Mais Liberdade
  • Facebook
  • X / Twitter
  • Youtube
  • Instagram
  • Linkedin

Da Tirania Inevitável do Socialismo

Herbert Spencer

Autoritarismo e Totalitarismo, Direitos Civis e Privacidade, Intervencionismo e Protecionismo, Excertos e Ensaios, Sociologia, Filosofia Política, Direito e Instituições, Socialismo e Comunismo

Português

A transformação é uma lei geral do universo. Visíveis em toda a parte, os seus exemplos são, todavia, mais apreciáveis no mundo orgânico e nomeadamente no reino animal. Excepção feita das estruturas mais simples e infinitamente pequenas, nenhum ser inicia a vida por uma das formas que revestirá mais tarde; e na maioria dos casos sucede mesmo que a dissemelhança entre as formas primitiva e última é tão grande que a afinidade entre elas se não aceitaria, se a observação quotidiana dos aviários e jardins nos não demonstrasse a indefinida extensão das metamorfoses orgânicas. Às vezes mesmo as transformações são múltiplas, representando cada uma delas uma evolução aparentemente acabada: ovo, larva e crisálida, por exemplo.
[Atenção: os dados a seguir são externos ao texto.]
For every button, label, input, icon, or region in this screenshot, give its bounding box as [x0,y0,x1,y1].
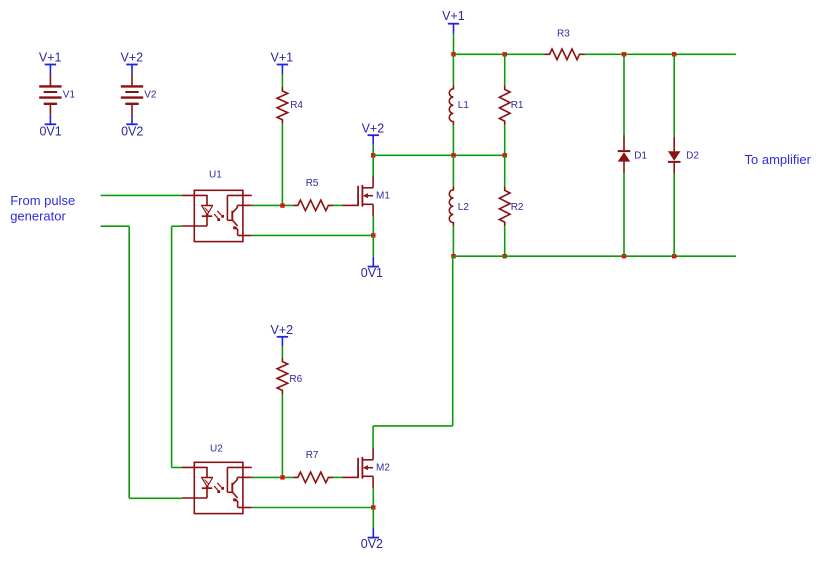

Ora, visível em tudo o que germina à superfície da terra, esta universal transformação verifica-se também na sociedade, quer a consideremos como um todo, quer nas suas distintas instituições. Nenhuma destas acaba como principiou; e a diferença entre a sua estrutura original e a atingida num dado momento histórico é por vezes tão profunda que ninguém, de começo, a julgaria possível.

Nas tribos mais rudimentares, o chefe, obedecido como general, perde a sua privilegiada posição desde que a batalha cessa; e mesmo quando a continuidade da guerra origina a autoridade permanente do chefe, é este quem constrói a própria cabana, quem procura para si os alimentos e quem fabrica os utensílios de que precisa, não diferindo dos outros membros da sua tribo a não ser por uma influência preponderante. Nesta alvorada social nada faz prever que um dia, mercê de conquistas, de uniões de tribos e de anexações de grupos até à formação de verdadeiras nacionalidades, surgirá desse chefe primitivo alguém que, imperador ou czar, há de exercer por intermédio de centenas de milhares de soldados e oficiais um poder despótico sobre inumeráveis milhões de homens.

Quando os primeiros missionários cristãos, humílimos de aspecto e levando uma vida de sacrifício, se espalharam sobre a Europa politeísta e pagã, aconselhando o perdão das injúrias e pregando a troca do mal pelo bem, decerto ninguém pensaria que os seus representantes futuros haviam de constituir uma vasta hierarquia, por toda a parte senhora de consideráveis propriedades, caracterizada pela soberba dos seus membros, governada às vezes por bispos guerreiros e dependente de um papa exercendo o seu supremo poder sobre imperadores e reis.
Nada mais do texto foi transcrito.